In questa indagine lo staff di Priori è intervenuto direttamente sul gene CASQ2 che produce la proteina della calsequestrina; questa sostanza, con la rianodina generata dal gene hRyR2 scoperto nel 2001 dai ricercatori della Maugeri, regola il rilascio di calcio nel cuore garantendo il corretto funzionamento dell’attività elettrica. Alla base della malattia, infatti, vi è un’anomalia nel controllo di questa sostanza a livello cardiaco: in situazioni di stress emotivo e fisico l’organismo produce le catecolamine, ovvero sostanze che favoriscono il rilascio di calcio all’interno delle cellule cardiache permettendo al cuore di contrarsi più in fretta e con maggiore forza. In presenza di alterazioni del gene CASQ2 i livelli di calsequestrina si abbassano provocando un deficit sulla quantità di calcio: è questo il fattore che induce lo sviluppo di aritmie ventricolari spesso fatali.
Come è possibile ripristinare nel cuore la proteina compromessa dalle mutazioni del gene CASQ2 e consentire, in maniera permanente, la regolare attività del muscolo cardiaco? A questa domanda ha risposto lo staff del Servizio di Cardiologia Molecolare della Fondazione Maugeri nello studio condotto con la collaborazione dei ricercatori del Tigem (Telethon Institute for Genetics and Medicine) e dell'Università di Chieti coordinati dal Prof. Feliciano Protasi. Lo studio, pubblicato sulla rivista
Circulation Research, ha raggiunto conferma di efficacia a lungo termine; a fine agosto, inoltre, i risultati dei recenti esperimenti sono stati presentati al Congresso Europeo di Cardiologia.
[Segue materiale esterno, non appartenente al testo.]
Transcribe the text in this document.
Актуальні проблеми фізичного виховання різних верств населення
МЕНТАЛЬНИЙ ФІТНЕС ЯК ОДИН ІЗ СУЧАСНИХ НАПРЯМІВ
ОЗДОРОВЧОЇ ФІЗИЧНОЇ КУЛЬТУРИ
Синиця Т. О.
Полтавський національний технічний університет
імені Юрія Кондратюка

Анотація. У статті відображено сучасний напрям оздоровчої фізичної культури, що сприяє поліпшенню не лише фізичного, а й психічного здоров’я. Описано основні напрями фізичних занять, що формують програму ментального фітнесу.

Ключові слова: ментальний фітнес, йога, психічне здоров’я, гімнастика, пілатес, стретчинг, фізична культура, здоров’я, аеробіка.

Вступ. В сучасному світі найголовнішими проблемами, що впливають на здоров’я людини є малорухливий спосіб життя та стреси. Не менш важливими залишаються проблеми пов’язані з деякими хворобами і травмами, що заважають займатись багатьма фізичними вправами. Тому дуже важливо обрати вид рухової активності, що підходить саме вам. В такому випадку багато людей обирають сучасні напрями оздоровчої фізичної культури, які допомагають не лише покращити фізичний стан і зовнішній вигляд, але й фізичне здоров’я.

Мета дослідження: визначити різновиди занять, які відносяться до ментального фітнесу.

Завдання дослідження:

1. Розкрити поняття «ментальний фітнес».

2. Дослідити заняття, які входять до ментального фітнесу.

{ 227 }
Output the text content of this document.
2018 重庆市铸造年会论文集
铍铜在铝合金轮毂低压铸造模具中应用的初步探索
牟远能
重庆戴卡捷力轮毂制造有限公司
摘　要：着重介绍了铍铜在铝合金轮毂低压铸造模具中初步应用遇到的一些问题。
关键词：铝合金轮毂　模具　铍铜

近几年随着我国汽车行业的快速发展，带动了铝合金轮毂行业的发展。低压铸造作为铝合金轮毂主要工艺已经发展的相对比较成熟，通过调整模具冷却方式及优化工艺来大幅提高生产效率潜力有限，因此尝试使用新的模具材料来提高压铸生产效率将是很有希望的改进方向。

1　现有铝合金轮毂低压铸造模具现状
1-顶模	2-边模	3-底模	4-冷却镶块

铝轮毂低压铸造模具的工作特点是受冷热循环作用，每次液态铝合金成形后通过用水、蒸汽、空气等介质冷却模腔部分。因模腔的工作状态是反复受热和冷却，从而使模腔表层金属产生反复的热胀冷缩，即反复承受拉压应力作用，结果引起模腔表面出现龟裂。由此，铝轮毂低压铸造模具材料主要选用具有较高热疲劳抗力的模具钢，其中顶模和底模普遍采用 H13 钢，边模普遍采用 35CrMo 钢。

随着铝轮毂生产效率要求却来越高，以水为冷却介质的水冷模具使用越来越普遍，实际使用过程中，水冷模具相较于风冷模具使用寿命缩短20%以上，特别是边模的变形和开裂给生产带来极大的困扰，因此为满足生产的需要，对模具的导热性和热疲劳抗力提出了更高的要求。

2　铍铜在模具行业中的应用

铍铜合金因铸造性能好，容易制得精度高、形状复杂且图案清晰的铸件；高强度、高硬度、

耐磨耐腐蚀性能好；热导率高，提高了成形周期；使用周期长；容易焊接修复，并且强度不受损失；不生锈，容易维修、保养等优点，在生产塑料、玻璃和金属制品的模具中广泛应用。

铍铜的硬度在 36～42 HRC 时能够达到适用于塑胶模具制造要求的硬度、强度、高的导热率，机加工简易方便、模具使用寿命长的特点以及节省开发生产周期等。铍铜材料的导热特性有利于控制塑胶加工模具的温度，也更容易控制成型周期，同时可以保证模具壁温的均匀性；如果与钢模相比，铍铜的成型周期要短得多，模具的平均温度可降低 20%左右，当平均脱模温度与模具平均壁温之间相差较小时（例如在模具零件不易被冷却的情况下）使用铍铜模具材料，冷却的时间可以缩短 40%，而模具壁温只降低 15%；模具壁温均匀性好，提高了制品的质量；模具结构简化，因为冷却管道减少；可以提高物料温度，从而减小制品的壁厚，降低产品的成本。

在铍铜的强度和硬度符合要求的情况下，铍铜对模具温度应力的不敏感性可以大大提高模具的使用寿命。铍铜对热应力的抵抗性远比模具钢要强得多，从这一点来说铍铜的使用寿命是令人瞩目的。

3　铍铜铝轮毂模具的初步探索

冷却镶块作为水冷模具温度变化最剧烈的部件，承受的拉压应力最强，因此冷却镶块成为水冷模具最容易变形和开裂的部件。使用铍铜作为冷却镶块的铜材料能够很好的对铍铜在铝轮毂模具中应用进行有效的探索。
“Nell’indagine preclinica - spiega Priori, Responsabile dell’U.O. di Cardiologia Riabilitativa e del Servizio di Cardiologia Molecolare dell’Istituto Scientifico di Pavia della Fondazione Maugeri - abbiamo iniettato in un gruppo di topi neonati carenti di calsequestrina il virus contenente il cDNA del gene CASQ2, mentre in un altro gruppo di topi è stato somministrato il virus vuoto. Per fare questo ci siamo serviti del vettore virale (chiamato Virus adenoassociato di serotipo 9) realizzato dallo staff del Prof. Auricchio del Tigem. Si tratta di una tecnologia che utilizza un virus innocuo per l'uomo, precedentemente modificato con l’obiettivo di infettare solo le cellule cardiache. Le conseguenze dell'intervento di terapia genica sono state poi osservate nel tempo dimostrando efficacia terapeutica a 4 mesi dalla iniezione del vettore virale. Oggi, però, dopo 12 mesi, la stessa efficacia terapeutica è ancora presente al 100%. Questo dato è fondamentale perché ci permette di prevedere l’utilizzo di questo approccio anche nell'uomo”.